Fig 2. Inhibition of TbAQP2 glycerol permeability by pentamidine and derivatives.

(A) Shown are example traces of protoplast light scattering in 300 mM isotonic glycerol gradients in the presence of pentamidine. Red traces indicate uninhibited glycerol influx via TbAQP2 (left) and TbAQP3 (right), effects of pentamidine concentrations from 50 nM to 50 μM are colored light blue, and of 500 μM pentamidine in dark blue. (B) Structure-function evaluation of TbAQP2 inhibition by pentamidine. The chemical structures of the used compounds are shown on the left and respective dose-response curves on the right. (C) Effect of pH titration of TbAQP2 Asp265 and replacement by mutation to alanine on pentamidine inhibition. The dashed lines show the pentamidine inhibition of wild-type TbAQP2 at pH 7.2 (data taken from Fig 2B). The left panel shows dose-response curves of pentamidine pH 3.5 (closed symbols; IC₅₀ 450 nM), and pH 2.5 (open symbols; IC₅₀ 1.1 μM). The effect of the Asp265Ala point mutation (expression confirming Western blot in the inset) on the inhibition by pentamidine is depicted on the right. Data taken at pH 7.2 (IC₅₀ 4.5 μM) are indicated by closed symbols, those at pH 2.5 (IC₅₀ 5.8 μM) by open symbols. Each data point is an average of 5–9 light scattering traces each from at least two independent experiments.

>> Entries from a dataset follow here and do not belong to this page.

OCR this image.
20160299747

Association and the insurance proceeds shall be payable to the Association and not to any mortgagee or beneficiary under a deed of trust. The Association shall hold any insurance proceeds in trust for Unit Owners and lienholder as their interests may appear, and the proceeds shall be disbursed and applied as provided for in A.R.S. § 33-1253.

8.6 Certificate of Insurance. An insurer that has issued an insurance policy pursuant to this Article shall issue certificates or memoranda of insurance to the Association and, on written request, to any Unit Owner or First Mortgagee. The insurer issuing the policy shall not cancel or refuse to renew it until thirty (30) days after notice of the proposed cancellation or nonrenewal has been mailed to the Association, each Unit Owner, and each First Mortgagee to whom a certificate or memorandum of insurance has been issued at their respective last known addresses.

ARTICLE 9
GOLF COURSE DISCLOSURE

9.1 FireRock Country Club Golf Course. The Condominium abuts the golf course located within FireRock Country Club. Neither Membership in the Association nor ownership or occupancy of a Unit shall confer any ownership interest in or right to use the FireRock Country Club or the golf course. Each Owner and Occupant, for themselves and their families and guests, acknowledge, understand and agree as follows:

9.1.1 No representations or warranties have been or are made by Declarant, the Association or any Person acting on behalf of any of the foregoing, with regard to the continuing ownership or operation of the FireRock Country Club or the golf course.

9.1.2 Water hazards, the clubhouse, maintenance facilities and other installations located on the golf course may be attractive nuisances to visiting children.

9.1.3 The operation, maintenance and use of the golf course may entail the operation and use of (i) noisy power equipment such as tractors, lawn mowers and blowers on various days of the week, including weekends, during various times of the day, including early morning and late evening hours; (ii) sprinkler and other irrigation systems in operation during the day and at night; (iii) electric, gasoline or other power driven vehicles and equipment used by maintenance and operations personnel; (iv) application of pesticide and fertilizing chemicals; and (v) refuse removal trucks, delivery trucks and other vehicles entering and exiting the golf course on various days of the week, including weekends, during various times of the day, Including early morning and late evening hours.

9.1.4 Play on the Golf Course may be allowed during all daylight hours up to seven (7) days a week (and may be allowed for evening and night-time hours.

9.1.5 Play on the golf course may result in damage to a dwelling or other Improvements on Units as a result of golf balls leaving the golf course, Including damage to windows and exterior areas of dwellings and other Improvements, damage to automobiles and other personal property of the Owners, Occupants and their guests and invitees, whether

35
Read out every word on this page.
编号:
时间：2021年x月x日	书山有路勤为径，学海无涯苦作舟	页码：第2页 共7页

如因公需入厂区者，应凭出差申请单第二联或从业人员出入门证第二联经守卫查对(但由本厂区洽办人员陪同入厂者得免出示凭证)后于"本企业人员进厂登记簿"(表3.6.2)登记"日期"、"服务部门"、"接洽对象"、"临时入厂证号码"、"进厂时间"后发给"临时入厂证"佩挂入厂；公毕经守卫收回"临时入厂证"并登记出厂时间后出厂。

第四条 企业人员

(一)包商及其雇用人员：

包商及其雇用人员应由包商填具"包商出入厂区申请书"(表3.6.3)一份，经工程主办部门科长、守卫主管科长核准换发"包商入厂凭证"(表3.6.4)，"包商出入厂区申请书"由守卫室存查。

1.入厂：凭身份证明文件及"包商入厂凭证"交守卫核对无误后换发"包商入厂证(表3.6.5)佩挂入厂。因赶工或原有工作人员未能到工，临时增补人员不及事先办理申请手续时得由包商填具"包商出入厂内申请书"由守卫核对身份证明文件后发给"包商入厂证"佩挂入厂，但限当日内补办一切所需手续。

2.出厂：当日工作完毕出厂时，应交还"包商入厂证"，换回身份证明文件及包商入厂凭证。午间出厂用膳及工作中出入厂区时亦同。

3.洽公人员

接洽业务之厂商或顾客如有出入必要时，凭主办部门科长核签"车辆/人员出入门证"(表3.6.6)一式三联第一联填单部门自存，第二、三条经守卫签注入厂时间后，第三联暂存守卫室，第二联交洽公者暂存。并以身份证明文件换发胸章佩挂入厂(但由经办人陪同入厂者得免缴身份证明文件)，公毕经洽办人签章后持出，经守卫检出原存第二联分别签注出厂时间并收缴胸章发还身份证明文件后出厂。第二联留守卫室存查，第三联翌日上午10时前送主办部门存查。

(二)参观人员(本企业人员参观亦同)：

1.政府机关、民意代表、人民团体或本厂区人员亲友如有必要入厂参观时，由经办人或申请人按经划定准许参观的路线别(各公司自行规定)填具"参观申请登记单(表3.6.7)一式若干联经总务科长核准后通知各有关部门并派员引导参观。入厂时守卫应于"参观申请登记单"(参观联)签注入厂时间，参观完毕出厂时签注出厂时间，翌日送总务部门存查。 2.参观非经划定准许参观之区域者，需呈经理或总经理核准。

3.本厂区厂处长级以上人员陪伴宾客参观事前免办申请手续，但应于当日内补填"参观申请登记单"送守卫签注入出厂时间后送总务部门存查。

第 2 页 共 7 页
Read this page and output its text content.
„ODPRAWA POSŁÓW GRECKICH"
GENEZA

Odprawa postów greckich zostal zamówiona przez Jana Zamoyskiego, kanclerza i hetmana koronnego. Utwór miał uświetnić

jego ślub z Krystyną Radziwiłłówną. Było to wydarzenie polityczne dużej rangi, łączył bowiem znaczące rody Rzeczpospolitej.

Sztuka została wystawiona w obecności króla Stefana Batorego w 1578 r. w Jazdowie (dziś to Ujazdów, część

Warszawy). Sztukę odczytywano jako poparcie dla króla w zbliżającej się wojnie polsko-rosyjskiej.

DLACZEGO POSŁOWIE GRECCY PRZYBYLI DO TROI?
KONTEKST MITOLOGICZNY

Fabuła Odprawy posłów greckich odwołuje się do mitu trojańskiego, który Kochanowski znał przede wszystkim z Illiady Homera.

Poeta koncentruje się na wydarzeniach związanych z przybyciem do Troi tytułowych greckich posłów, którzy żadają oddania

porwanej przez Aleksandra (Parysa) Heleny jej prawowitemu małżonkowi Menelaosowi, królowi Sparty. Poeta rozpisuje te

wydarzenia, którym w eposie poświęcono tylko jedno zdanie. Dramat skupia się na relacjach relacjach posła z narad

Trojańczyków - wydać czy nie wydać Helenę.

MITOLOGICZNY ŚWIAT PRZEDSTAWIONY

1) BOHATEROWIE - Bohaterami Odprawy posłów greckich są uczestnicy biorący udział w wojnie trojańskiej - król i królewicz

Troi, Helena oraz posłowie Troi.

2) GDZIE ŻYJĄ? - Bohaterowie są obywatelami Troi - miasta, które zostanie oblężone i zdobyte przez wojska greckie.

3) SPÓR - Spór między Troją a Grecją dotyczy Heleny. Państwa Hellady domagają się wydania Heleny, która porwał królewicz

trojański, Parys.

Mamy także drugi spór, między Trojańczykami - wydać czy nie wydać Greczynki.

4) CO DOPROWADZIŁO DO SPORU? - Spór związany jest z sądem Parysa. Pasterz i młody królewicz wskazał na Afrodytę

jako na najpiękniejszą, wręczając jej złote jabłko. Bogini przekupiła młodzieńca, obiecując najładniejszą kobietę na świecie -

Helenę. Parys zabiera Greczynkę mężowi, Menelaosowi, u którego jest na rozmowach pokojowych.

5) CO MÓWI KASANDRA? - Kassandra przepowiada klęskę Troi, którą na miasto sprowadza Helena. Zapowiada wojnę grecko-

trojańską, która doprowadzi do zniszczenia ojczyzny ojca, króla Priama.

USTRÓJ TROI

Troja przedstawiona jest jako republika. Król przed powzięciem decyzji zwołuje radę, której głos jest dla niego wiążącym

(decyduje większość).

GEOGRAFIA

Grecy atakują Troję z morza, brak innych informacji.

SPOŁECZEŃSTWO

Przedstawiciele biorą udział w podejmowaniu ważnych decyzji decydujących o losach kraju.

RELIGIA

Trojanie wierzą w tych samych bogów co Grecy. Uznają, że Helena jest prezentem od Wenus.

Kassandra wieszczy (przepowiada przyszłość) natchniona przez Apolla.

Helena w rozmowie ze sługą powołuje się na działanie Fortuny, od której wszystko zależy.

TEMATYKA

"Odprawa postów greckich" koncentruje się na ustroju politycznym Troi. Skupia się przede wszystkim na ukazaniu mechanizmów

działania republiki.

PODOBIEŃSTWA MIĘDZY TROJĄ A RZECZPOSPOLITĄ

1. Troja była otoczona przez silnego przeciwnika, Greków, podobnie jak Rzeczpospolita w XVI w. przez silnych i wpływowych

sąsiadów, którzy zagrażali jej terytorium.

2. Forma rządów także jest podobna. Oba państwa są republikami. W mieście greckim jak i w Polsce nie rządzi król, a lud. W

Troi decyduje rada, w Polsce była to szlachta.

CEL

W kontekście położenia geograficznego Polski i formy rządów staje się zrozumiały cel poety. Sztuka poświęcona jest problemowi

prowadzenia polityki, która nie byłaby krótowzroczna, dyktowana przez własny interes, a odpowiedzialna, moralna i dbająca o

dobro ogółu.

Fig 3. Loss of pentamidine inhibition and gain of resistant parasites by a TbAQP Leu264Arg mutation.

(A) Light scattering assay with yeast protoplasts expressing TbAQP2 Leu264Arg in a 300 mM hypertonic glycerol gradient. Data taken in the absence of pentamidine are labeled red, those taken in the presence of 50 μM pentamidine are blue, and protoplasts without an AQP are black. The error bars denote S.E.M. from three independent experiments. (B) Western blot analysis showing inducible expression of GFP-TbAQP2 Leu264Arg (^GFPAQP2^L264R). (C) Immunofluorescence microscopy analysis of T. brucei expressing ^GFPAQP2^L264R. Scale-bar, 5 μm. (D) Dose–response curve for pentamidine in aqp2-null stains re-expressing wild-type GFP-TbAQP2 or ^GFPAQP2^L264R. EC₅₀ values are indicated. Error bars indicate SD from two independent clones assessed in triplicate assays.

Fig 4. Model of the pentamidine binding mode to TbAQP2 and proposed uptake by endocytosis in the flagellar pocket.

(A) Shown are the crystal structure of the prototypical aquaglyceroporin GlpF and a model of TbAQP2. GlpF Arg206 and TbAQP2 Leu264 mark the position of the ar/R selectivity filter. In TbAQP2, the Asp265 sidechain carboxylate binds to an amidine moiety of pentamidine (light blue), whereas in GlpF the space is occupied by the guanidine sidechain of Arg206. The location of the ‘NPA/NPA’ region (white bar) and sequence deviations in TbAQP2 are indicated. (B) Proposed uptake mechanism of pentamidine via high-affinity binding to TbAQP2, endocytosis of the complex, and release of pentamidine in the acidic lysosome due to pH shift or TbAQP2 degradation.